With GDPR still getting attention, here’s news that the Information Commissioner has fined the University of Greenwich over a significant data breach that happened in 2016.
Greenwich University fined £120,000 for data breach
The fine was for a security breach in which the personal data of 19,500 students was placed online. The data included names, addresses, dates of birth, phone numbers, signatures and – in some cases – physical and mental health problems. It was uploaded onto a microsite for a training conference in 2004, which was then not secured or closed down.
The Information Commissioner said Greenwich was the first university to receive a fine under the Data Protection Act of 1998 and described the breach as “serious”.
In a statement, the university said it would not appeal against the decision.
It said it had carried out “an unprecedented overhaul” of its data protection and security systems since the discovery of the breach in 2016, and it had invested in both technology and staff.

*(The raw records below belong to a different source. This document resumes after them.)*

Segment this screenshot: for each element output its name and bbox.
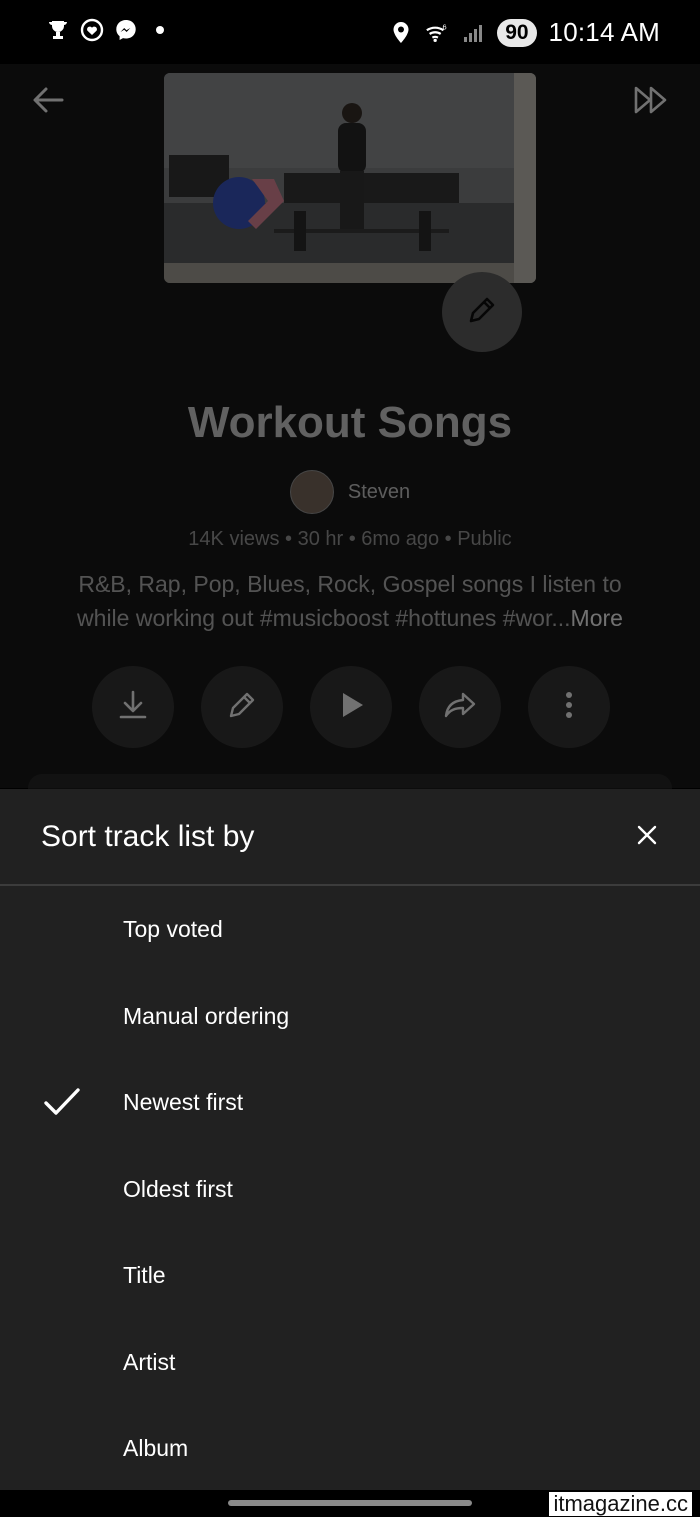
sort-option-oldest-first[interactable]: Oldest first bbox=[0, 1146, 700, 1232]
share-icon bbox=[442, 688, 478, 727]
sheet-title: Sort track list by bbox=[41, 820, 255, 853]
sheet-header: Sort track list by bbox=[0, 789, 700, 886]
play-button[interactable] bbox=[310, 666, 392, 748]
more-link[interactable]: More bbox=[571, 605, 623, 631]
sort-option-label: Album bbox=[123, 1435, 189, 1461]
close-button[interactable] bbox=[626, 816, 668, 858]
sort-option-label: Newest first bbox=[123, 1089, 244, 1115]
share-button[interactable] bbox=[419, 666, 501, 748]
heart-badge-icon bbox=[80, 18, 104, 42]
home-gesture-handle[interactable] bbox=[228, 1500, 472, 1506]
sort-option-newest-first[interactable]: Newest first bbox=[0, 1059, 700, 1145]
playlist-title: Workout Songs bbox=[187, 398, 513, 447]
playlist-owner[interactable]: Steven bbox=[0, 470, 700, 514]
edit-thumbnail-button[interactable] bbox=[442, 272, 522, 352]
signal-icon bbox=[461, 21, 485, 45]
playlist-thumbnail[interactable] bbox=[164, 73, 536, 283]
sort-bottom-sheet: Sort track list by Top voted Manual orde… bbox=[0, 789, 700, 1517]
sort-option-album[interactable]: Album bbox=[0, 1405, 700, 1491]
sort-option-manual-ordering[interactable]: Manual ordering bbox=[0, 973, 700, 1059]
edit-button[interactable] bbox=[201, 666, 283, 748]
avatar bbox=[289, 470, 334, 514]
dot-icon bbox=[148, 18, 172, 42]
fast-forward-icon[interactable] bbox=[630, 78, 674, 122]
clock: 10:14 AM bbox=[548, 17, 660, 47]
svg-text:6: 6 bbox=[443, 22, 447, 31]
battery-indicator: 90 bbox=[497, 18, 537, 47]
download-button[interactable] bbox=[92, 666, 174, 748]
more-vertical-icon bbox=[563, 690, 575, 725]
playlist-meta: 14K views • 30 hr • 6mo ago • Public bbox=[188, 528, 512, 550]
wifi-icon: 6 bbox=[425, 21, 449, 45]
pencil-icon bbox=[465, 293, 499, 332]
sort-option-label: Top voted bbox=[123, 916, 223, 942]
more-options-button[interactable] bbox=[528, 666, 610, 748]
sort-option-label: Title bbox=[123, 1262, 166, 1288]
sort-option-label: Manual ordering bbox=[123, 1003, 290, 1029]
back-button[interactable] bbox=[26, 78, 70, 122]
play-icon bbox=[334, 688, 368, 727]
sort-option-top-voted[interactable]: Top voted bbox=[0, 886, 700, 972]
notification-icons bbox=[46, 18, 172, 42]
status-bar: 6 90 10:14 AM bbox=[0, 0, 700, 64]
description-text: R&B, Rap, Pop, Blues, Rock, Gospel songs… bbox=[77, 571, 622, 631]
sort-option-artist[interactable]: Artist bbox=[0, 1319, 700, 1405]
playlist-actions bbox=[92, 666, 610, 748]
close-icon bbox=[636, 824, 658, 851]
trophy-icon bbox=[46, 18, 70, 42]
playlist-description: R&B, Rap, Pop, Blues, Rock, Gospel songs… bbox=[50, 567, 650, 635]
messenger-icon bbox=[114, 18, 138, 42]
owner-name: Steven bbox=[347, 480, 411, 503]
sort-option-label: Oldest first bbox=[123, 1176, 233, 1202]
sort-option-title[interactable]: Title bbox=[0, 1232, 700, 1318]
sort-option-label: Artist bbox=[123, 1349, 176, 1375]
watermark: itmagazine.cc bbox=[549, 1492, 692, 1516]
location-icon bbox=[389, 21, 413, 45]
download-icon bbox=[116, 688, 150, 727]
playlist-page: Workout Songs Steven 14K views • 30 hr •… bbox=[0, 64, 700, 804]
checkmark-icon bbox=[42, 1082, 82, 1122]
pencil-icon bbox=[225, 688, 259, 727]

So the personal data was added to a website in 2004 and left there for 12 years until the breach was discovered?
The University of Greenwich fined £120,000 by Information Commissioner for “serious” security breach
The investigation centred on a microsite developed by an academic and a student in the then devolved University’s Computing and Mathematics School, to facilitate a training conference in 2004.
After the event, the site was not subsequently closed down or secured and was compromised in 2013. In 2016 multiple attackers exploited the vulnerability of the site allowing them to access other areas of the web server.
A timely warning for others, I guess. Under GDPR, these fines could be significantly higher.